Entre tanto, fiel a la palabra dada, Caethdal, embozado en su pesada capa, el sombrero calado hasta los ojos, la cara tapada de la nariz a la barbilla, sus rizos negros recogidos en una coleta y la espada ropera al cinto, se dirigía al punto de encuentro acordado. En un túnel descendente de la gran cisterna del Barrio Medio. Con forma de cúpula estrellada, en ella confluía el caudal proveniente de los desagües originales de los enanos. Antaño, todos los ramales contaban con iluminación. Sencillos conjuros de luz imbuidos en gemas semipreciosas que determinaban la tonalidad emitida. Combinadas entre sí en intrincados patrones geométricos, sus diseños daban nombre a cada conducto, a cada intersección. Nombres hoy olvidados por los nuevos señores de la ciudad. Descendientes ellos, de los mismos bárbaros a medio civilizar que arrancaron cada gema encantada que encontraron, para iluminar sus lúgubres templos y palacios. Carentes como eran de los conocimientos necesarios para dotarlos de altura y de luz.

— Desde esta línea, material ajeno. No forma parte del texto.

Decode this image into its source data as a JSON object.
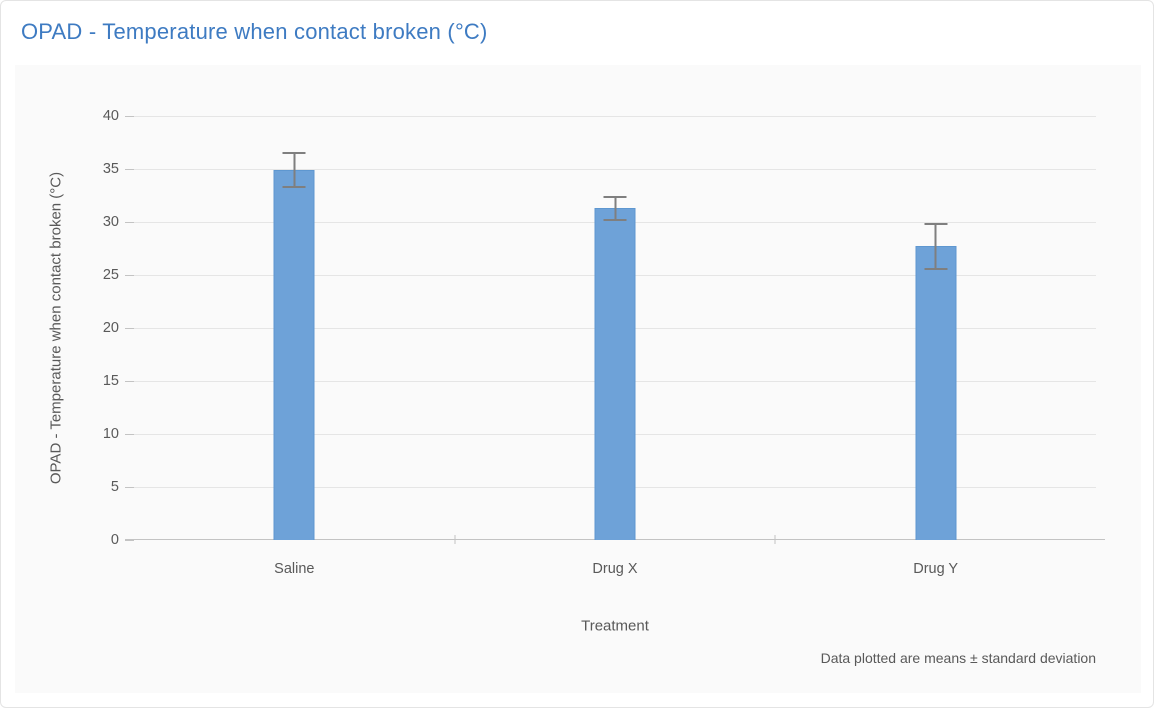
{
  "page": {
    "title": "OPAD - Temperature when contact broken (°C)"
  },
  "chart_data": {
    "type": "bar",
    "title": "OPAD - Temperature when contact broken (°C)",
    "categories": [
      "Saline",
      "Drug X",
      "Drug Y"
    ],
    "series": [
      {
        "name": "OPAD - Temperature when contact broken (°C)",
        "values": [
          34.9,
          31.3,
          27.7
        ],
        "errors": [
          1.7,
          1.2,
          2.2
        ],
        "error_type": "standard deviation"
      }
    ],
    "xlabel": "Treatment",
    "ylabel": "OPAD - Temperature when contact broken (°C)",
    "ylim": [
      0,
      40
    ],
    "yticks": [
      0,
      5,
      10,
      15,
      20,
      25,
      30,
      35,
      40
    ],
    "grid": true,
    "legend": false,
    "footnote": "Data plotted are means ± standard deviation",
    "colors": {
      "bar": "#6ea2d8",
      "bar_border": "#5e97d0",
      "error": "#7f7f7f",
      "title": "#3e7bc2",
      "axis_text": "#595959",
      "gridline": "#e5e5e5",
      "axis_line": "#c3c3c3",
      "panel_bg": "#fafafa",
      "page_bg": "#ffffff"
    }
  }
}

—Los pueblos antiguos sabían conjugar lo útil y lo bello —rumiaba el mago su disgusto, mientras caminaba a paso vivo y tamborileaba sus dedos, hoy cargados de anillos, contra la empuñadura de la ropera.
Con ahínco había explorado las bifurcaciones laberínticas bajo la ciudad. Conocía las rutinas de las cuadrillas de cazadores de ratas que patrullaban por los túneles del Barrio Alto y Medio. Oculto desde las sombras, había visto cómo los desheredados de la ciudad usaban de refugio los túneles del Barrio Bajo. Sumergido en la oscuridad, había observado cómo imitaban a la misma sociedad que los marginaba, organizándose en gremios, disputándose las calles más prósperas para robar y mendigar, y los conductos menos insalubres para habitar.
Además, recientemente, había descubierto entre ellos a individuos singulares, que presentaban profundas alteraciones físicas. Y no era el único cuyo interés habían despertado, cómo atestiguaba su colaboración con Fabián y sus contactos.
No en vano, el reino había sido objeto de perturbaciones esotéricas desde antiguo. El poder de los Cometas había dejado su impronta aprovechando la rivalidad de Sumnia y Thygra, causa última del abandono del lugar por sus constructores.
En lo más profundo de los bosques orientales, propiedad de la residencia de verano de la corona, florecía el Olnirimo, mágico olmo, de lisa corteza plateada y hojas de oro verde, cuyas raíces se hundían en los fértiles sueños de Lardar y sus flores daban vida a las pesadillas de los habitantes de la Vigilia.
Allí, protegido su secreto por la niña que fue la Reina Viuda, Zhora Allysail Khlelvenvich, un poder arcano buscó cobijo huyendo del Colapso provocado por la destrucción de las Llaves. Hasta allí lo persiguieron las ambiciones de unos y otros, destruyendo la inocencia de una niña en el proceso.
—¡Pronto conoció Zhora el dolor de la traición! —Reflexionaba el mago, propenso, como se había tornado, a perderse en oscuros pensamientos.
Y ahora, sus habitantes presentaban el estigma del cambio en su carne, al tiempo que nuevos seres buscaban suplantarlos.
—No cabe duda, acuden como polillas a la llama —sentía acelerarse su respiración—. El último orbe, el tercero, quedó atrás. Y será mío —reforzó el diantari su determinación.